Desde entonces hasta la que ahora se estrena se han sucedido más de 50 adaptaciones. Lógico: la crítica y los grandes escritores de su época la masacraron, la Iglesia la condenó… Pero el público la amó con pasión desde el principio. Y el público, en la industria editorial y la del cine, manda. Y muchas veces para bien.

129 años después de aquella primera filmación de los Lumière y 117 después de su primera adaptación al cine, Los miserables vuelve a las pantallas. Poca cosa si lo comparamos con los 29 siglos que nos separan de La odisea que, en versión de Nolan, esperamos. Pero la obra maestra de Hugo gana a Homero en el número de adaptaciones a las que esta de Éric Besnard, como guionista y director, se suma con bastante dignidad y un punto de originalidad.

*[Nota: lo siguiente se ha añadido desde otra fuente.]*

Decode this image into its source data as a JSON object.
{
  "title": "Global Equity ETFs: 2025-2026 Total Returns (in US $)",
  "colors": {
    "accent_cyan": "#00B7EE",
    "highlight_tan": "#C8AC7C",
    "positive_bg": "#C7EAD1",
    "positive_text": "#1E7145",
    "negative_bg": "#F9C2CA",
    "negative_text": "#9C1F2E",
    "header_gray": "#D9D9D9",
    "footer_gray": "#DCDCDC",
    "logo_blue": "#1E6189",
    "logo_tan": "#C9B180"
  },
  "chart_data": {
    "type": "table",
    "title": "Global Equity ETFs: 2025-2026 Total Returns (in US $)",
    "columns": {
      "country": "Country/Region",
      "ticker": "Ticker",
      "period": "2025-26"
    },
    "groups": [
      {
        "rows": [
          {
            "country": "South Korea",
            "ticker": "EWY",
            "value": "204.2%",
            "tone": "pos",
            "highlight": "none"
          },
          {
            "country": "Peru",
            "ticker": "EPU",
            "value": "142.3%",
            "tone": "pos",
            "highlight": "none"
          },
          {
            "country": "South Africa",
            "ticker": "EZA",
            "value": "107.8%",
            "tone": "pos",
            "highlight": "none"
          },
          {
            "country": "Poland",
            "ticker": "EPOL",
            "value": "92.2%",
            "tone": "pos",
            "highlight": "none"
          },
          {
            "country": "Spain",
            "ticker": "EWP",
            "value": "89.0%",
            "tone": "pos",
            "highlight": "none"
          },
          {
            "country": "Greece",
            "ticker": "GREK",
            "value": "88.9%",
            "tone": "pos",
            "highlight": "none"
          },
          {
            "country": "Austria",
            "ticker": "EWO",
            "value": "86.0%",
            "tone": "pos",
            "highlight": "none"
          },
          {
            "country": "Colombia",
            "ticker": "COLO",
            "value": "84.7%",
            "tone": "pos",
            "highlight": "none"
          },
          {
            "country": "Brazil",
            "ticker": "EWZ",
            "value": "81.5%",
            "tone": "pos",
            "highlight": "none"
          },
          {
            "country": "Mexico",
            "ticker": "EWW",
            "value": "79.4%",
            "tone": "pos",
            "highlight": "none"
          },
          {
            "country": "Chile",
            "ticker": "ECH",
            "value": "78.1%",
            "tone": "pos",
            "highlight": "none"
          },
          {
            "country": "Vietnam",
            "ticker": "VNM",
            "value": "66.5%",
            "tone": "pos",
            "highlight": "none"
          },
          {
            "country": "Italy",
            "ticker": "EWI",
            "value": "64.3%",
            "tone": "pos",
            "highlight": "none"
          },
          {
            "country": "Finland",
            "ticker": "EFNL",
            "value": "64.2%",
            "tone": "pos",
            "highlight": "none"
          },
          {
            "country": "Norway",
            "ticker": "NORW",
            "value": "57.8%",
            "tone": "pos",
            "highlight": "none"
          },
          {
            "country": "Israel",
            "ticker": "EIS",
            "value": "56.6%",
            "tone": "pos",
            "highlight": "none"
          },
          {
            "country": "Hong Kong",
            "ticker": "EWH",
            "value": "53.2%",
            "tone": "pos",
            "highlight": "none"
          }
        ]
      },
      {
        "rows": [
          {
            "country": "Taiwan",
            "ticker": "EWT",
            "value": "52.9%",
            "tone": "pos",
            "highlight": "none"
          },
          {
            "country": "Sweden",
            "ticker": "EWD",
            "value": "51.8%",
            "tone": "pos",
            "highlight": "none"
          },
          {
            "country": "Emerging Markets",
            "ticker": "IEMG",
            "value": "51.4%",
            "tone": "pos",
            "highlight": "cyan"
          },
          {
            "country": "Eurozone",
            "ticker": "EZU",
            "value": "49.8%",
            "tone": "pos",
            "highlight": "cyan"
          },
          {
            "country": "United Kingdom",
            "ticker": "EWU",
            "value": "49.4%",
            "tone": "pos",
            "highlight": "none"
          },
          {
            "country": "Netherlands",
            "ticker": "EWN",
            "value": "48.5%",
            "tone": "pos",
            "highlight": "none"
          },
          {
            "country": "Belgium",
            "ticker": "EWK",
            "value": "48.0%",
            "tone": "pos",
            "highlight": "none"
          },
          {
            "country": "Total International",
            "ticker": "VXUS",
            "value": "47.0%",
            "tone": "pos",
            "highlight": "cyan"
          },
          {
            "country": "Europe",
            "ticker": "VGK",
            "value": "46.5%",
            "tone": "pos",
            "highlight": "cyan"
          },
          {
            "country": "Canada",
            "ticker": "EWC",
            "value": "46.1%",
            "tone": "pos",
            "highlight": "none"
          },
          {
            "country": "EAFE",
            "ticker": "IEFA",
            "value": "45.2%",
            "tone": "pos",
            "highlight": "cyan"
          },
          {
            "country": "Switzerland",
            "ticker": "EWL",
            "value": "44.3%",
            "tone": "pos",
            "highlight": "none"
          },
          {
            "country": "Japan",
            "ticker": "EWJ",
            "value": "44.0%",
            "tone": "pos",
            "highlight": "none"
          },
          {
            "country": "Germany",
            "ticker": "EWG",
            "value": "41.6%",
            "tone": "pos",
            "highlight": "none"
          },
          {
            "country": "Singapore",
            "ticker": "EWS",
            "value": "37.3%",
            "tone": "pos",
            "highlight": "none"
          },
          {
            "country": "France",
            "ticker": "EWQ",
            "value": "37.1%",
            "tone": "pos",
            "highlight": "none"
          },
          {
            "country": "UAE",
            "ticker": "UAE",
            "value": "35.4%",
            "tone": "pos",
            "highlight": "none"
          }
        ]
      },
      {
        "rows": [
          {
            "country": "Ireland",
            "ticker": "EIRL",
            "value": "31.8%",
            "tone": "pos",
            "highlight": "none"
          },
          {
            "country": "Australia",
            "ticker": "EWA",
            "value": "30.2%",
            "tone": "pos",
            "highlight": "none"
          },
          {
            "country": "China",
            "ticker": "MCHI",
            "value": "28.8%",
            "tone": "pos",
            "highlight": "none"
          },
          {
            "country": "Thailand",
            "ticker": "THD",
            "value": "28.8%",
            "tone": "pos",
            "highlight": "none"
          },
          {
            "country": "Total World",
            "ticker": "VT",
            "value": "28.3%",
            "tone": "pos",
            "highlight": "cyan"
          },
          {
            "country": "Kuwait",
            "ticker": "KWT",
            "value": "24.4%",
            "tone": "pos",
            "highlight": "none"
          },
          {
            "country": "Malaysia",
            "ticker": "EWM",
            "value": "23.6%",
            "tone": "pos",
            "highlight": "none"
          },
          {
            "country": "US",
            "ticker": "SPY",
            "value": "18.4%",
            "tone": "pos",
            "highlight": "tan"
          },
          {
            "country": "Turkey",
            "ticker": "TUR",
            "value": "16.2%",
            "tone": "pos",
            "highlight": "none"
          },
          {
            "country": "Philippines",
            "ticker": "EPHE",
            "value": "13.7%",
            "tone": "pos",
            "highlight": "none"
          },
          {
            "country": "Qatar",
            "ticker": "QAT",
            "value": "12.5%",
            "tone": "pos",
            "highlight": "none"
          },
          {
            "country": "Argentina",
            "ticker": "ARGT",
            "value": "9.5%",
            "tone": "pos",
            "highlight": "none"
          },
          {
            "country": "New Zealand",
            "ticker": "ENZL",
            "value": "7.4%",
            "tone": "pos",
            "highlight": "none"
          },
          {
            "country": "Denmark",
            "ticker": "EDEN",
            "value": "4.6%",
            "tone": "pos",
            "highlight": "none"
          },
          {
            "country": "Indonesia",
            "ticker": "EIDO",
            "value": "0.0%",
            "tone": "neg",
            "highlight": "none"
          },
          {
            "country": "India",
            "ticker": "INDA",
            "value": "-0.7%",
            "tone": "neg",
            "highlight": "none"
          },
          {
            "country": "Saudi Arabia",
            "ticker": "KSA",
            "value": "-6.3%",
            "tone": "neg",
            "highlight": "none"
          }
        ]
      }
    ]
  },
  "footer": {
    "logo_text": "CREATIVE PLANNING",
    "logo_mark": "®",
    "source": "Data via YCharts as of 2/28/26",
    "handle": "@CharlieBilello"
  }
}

La elección de Víctor Hugo sorprende en la filmografía de este correcto director que, además de escribir muchos guiones para otros directores, ha dirigido thrillers con ribetes de melodrama (La sonrisa del payaso, 1999), de comedia (Cash, 2008) o de aventuras (600 kilos de oro puro, 2010) y comedias (Mis héroes, 2011; Pastel de pera con lavanda, 2018; Espíritu de familia, 2019; Las cosas sencillas, 2023), además de la comedia gastro-histórica Delicioso (2021) y la hermosa La primera escuela (2024), su mejor película.

En esta última podría haber pistas de su interés por la novela de Hugo, de la que ha escogido su primera parte para incidir, con una estética oscura y un estilo más sobrio y severo que en sus anteriores películas, en lo que para el gran escritor que escribió “educad la cabeza del hombre del pueblo y no tendréis que cortarla” era el aliento argumental e ideológico de su obra: “Mientras haya ignorancia y miseria en la tierra, los libros de esta naturaleza pueden no ser inútiles”. Si La primera escuela trataba de la lucha de una maestra en un entorno rural de finales del siglo XIX, Besnard ha privilegiado los primeros capítulos de la extensa novela en los que un Jean Valjean lleno de odio, resentimiento y amargura (con razón) tras haber sido encarcelado por robar pan para salvar del hambre a su familia, es puesto a prueba y finalmente redimido por la bondad de un obispo. De esta lucha interior entre el odio justificado vencido por el ejemplo moral trata esta película que, visto el resultado, debería tener continuación con la nueva personalidad de Valjean, la desdichada Fantine, la indefensa Cosette, los infames Thénardier y el implacable Javert.

Bien rodada por Besnard con un academicismo al que aportan fuerza y emoción la fotografía de Laurent Dailland, una muy buena partitura de Christophe Jullien y sobre todo, como pieza fundamental, la rocosa interpretación de Grégory Gadebois –actor habitual de Bernard a quien conocíamos por sus trabajos con Polanski (El oficial y el espía), Ozon (Todo ha ido bien) o Hazanavicius (¡Corten!)– que compone un Jean Valjean -al que es aconsejable, si se puede, oír en VO- que puede codearse con los que interpretaron Frederic March, Jean Gabin, Lino Ventura o Gérard Depardieu. Solo se le puede reprochar a la película los flash-backs que rompen la opresiva y dramática atmósfera lograda.